Eagle stepped forward just as the last of the incense began to burn down. “I need you to help me get him,” he said. “I don’t want the boys to have to do this.”
“Nor do I,” Eagle said, turning his eyes on the boys. “Arnold, Mark, would you go to the edge of the woods and gather any bark and stones you can find?”
“Yes sir,” Arnold said. “But bark?”
“We’re going to use it to cover your brother. It’s an old tradition.”
“Ok,” the boy said. “Come on, Mark.”
“Daddy?”
“Go with your brother,” Kevin said. “Be careful. Don’t go into the woods.”
Before Mark could speak any further, Arnold grabbed his arm and began to lead him down the hill.
“Your boys are stronger than I thought they would be,” Eagle said, turning to start toward the house with Kevin.
“They’re stronger than I am,” Kevin sighed, reaching up to brush tears away. “Thank you, Eagle.”
“For what?”
“Incensing the hill.”
“It’s not something my people did, but I know it’s important to you.”
“I haven’t practiced for years.”
“Don’t fault yourself. He is with us no matter what anyone says.”

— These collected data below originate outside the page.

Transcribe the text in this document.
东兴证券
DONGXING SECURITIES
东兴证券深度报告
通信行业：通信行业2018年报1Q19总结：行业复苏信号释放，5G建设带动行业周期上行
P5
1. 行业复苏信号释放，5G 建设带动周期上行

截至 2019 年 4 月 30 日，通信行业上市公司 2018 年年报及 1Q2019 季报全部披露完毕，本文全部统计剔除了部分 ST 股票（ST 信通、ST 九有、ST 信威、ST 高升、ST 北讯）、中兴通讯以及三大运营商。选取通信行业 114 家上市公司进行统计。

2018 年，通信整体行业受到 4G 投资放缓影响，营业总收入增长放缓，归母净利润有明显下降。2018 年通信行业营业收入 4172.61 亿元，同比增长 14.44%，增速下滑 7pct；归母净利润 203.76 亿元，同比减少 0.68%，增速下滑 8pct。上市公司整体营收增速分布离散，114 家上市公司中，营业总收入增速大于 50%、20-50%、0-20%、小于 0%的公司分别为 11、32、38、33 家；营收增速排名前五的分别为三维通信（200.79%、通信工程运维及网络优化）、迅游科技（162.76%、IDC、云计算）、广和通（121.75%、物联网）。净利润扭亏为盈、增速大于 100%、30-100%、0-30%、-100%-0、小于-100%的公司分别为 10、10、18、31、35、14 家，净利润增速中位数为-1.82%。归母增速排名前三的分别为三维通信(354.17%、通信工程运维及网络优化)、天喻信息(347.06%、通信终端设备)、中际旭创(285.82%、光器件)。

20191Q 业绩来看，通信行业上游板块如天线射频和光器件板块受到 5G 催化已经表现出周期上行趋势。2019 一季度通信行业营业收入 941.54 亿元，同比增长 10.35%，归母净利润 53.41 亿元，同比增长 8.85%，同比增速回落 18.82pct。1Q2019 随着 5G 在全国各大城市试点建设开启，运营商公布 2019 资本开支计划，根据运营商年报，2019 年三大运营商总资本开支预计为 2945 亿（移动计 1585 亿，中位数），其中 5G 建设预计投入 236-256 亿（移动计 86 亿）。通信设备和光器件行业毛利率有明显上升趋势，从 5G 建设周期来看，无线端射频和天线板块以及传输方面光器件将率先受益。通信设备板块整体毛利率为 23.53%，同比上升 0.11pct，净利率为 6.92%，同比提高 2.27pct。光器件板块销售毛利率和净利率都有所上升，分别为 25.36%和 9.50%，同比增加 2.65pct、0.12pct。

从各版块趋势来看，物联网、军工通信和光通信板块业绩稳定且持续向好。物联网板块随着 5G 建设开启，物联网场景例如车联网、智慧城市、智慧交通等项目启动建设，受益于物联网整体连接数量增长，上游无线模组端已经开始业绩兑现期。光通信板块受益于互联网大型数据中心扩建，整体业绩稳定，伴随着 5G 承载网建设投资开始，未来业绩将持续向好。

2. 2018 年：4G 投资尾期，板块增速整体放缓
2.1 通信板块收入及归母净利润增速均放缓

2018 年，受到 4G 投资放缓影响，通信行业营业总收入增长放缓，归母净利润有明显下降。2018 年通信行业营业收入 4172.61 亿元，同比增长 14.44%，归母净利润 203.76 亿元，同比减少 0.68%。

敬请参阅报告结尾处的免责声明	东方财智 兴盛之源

Kevin pushed the door open and waited for Eagle to enter before starting up the stairs. As they ascended, Kevin stared at the photos that lined the walls. Before, when they were still together, his wife used to say that for every year of their children’s lives, they would place a photo slightly higher on the wall, to commemorate their lives, to mark for the world and family and friends to see their triumphs through adolescence and their conquest for the future. It seemed funny that his wife had wanted to do such a thing—to adorn the walls with images of the past. In hindsight, however, Jack found each and every image a cruel contrast to his horrific suffering.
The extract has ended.